It gets pretty cloudy in Juneau, Alaska. Constant overcast, plus the fact that the airport there is surrounded by mountains, has caused many flight delays and cancellations. Fifteen years ago Alaska Airlines (AA) came up with a better idea. The airline worked with the FAA and Boeing to design flight paths into the airport that curved instead of running in a straight line. What made this possible was the concept of “Required Navigation Performance,” or RNP, which lets jets fly closer to the mountains, even when the clouds obscured them.
The RNP guidance system, which has been around for a dozen years, is only now being introduced in the contiguous U.S. Alaska already has it, of course, as do parts of Australia, Canada, and China. What the FAA wants to do now is push RNP into America’s most flight-congested cities first, beginning with New York City and Chicago.
RNP is good news for the airlines. Not only will it cut minutes off flight times, it will cut noise pollution, and, most important, it will let airplanes land at almost the same rate in lousy weather as in nice weather. This is huge.
What most fliers don’t recognize is that airline economics are based on terribly inelastic business models. Inflexibility is the bane of any business. For airlines, it translates into having few controllable costs. Plane leases, labor costs, and jet fuel costs are fairly inflexible; and in many cases those costs are beyond the control of the airlines. So something like RNP is a tonic; it could not come at a better time. In fact, as new jets equipped with RNP avionics come on-stream and older planes are retired at an accelerated rate due to the recession, it becomes easier for airlines to integrate RNP into their fleets. RNP also helps airports that are under pressure to build more runways, because the way in which RNP precisely spaces aircraft for takeoffs and landings maximizes the use of current runway capacity.
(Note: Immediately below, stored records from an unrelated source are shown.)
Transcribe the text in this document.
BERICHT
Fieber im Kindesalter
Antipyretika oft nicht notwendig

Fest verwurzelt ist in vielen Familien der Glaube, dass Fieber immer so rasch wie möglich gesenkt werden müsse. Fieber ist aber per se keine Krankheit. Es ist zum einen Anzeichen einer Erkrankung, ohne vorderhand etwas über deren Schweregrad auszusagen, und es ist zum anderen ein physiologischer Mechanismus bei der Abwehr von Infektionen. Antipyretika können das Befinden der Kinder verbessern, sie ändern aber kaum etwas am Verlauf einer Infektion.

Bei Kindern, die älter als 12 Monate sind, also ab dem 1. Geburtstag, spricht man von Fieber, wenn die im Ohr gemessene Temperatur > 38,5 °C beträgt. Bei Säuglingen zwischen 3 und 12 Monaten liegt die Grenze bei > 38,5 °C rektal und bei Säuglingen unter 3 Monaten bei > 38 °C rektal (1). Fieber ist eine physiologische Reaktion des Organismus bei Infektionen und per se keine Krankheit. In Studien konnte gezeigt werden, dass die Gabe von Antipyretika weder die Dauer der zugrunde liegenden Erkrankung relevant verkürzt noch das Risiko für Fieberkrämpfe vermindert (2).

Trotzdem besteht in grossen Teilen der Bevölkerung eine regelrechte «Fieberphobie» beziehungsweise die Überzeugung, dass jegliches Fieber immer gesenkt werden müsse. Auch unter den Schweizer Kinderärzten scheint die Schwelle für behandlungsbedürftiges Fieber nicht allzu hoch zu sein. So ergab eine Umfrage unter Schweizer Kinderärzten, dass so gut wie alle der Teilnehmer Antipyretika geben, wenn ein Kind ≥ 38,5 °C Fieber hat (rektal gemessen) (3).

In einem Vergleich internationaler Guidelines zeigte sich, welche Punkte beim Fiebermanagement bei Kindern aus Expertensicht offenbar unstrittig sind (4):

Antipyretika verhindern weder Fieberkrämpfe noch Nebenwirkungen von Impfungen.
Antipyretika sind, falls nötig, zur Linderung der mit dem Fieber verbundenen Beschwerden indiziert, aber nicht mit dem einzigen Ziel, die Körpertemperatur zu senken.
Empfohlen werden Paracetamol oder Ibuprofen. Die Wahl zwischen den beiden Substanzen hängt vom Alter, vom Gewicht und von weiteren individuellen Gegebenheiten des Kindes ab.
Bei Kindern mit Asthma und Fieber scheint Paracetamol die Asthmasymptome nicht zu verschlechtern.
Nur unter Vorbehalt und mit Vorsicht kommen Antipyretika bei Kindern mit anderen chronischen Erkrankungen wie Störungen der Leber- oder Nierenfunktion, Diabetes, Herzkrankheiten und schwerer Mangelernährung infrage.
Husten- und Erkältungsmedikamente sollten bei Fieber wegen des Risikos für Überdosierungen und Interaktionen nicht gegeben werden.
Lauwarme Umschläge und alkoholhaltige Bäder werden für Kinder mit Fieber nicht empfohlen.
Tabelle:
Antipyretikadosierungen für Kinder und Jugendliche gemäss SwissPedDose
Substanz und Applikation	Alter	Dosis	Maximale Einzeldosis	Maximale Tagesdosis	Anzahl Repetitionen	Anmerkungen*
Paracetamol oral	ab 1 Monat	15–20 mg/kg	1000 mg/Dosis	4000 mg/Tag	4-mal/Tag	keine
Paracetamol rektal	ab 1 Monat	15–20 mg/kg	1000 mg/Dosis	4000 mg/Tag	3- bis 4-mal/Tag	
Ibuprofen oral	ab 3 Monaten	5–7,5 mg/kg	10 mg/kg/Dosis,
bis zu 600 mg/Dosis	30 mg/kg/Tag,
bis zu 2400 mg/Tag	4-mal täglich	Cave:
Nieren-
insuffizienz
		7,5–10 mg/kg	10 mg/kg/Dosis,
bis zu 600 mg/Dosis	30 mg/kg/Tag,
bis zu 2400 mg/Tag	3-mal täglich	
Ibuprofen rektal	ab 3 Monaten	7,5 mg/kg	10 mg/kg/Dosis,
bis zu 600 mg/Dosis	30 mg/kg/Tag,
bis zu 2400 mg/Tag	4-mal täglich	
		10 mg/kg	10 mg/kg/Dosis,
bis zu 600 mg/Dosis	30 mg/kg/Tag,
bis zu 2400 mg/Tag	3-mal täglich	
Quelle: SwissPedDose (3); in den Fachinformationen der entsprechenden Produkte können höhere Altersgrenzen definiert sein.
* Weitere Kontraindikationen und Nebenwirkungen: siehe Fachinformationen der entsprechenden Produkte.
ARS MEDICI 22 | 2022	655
RNP is actually more precise than satellite-based navigation routes, which are called RNAV. RNAV is already in use at a number of airports nationwide.
But for these navigational innovations to really benefit travelers, a couple of things have to happen. The FAA needs to fast-track the upgrade of its air traffic control systems at the big airports. And airlines need to continue to equip their older planes with the new systems, and train pilots to use them.
I continue to be amazed that the federal government hasn’t devoted greater resources to adopting these systems sooner. These are proven technologies to get planes from point A to point B faster, safer, with fewer delays, and with less noise and expense. Air travel is one of the key drivers of our economy. I can think of few things in the federal budget that are more critical than shortening lines, lowering costs, and cutting pollution. Imagine the impact on the business traveler just of, say, better on-time performance. For years we’ve been discussing the need for the FAA to overhaul the air traffic control system. It’s high time it became a priority.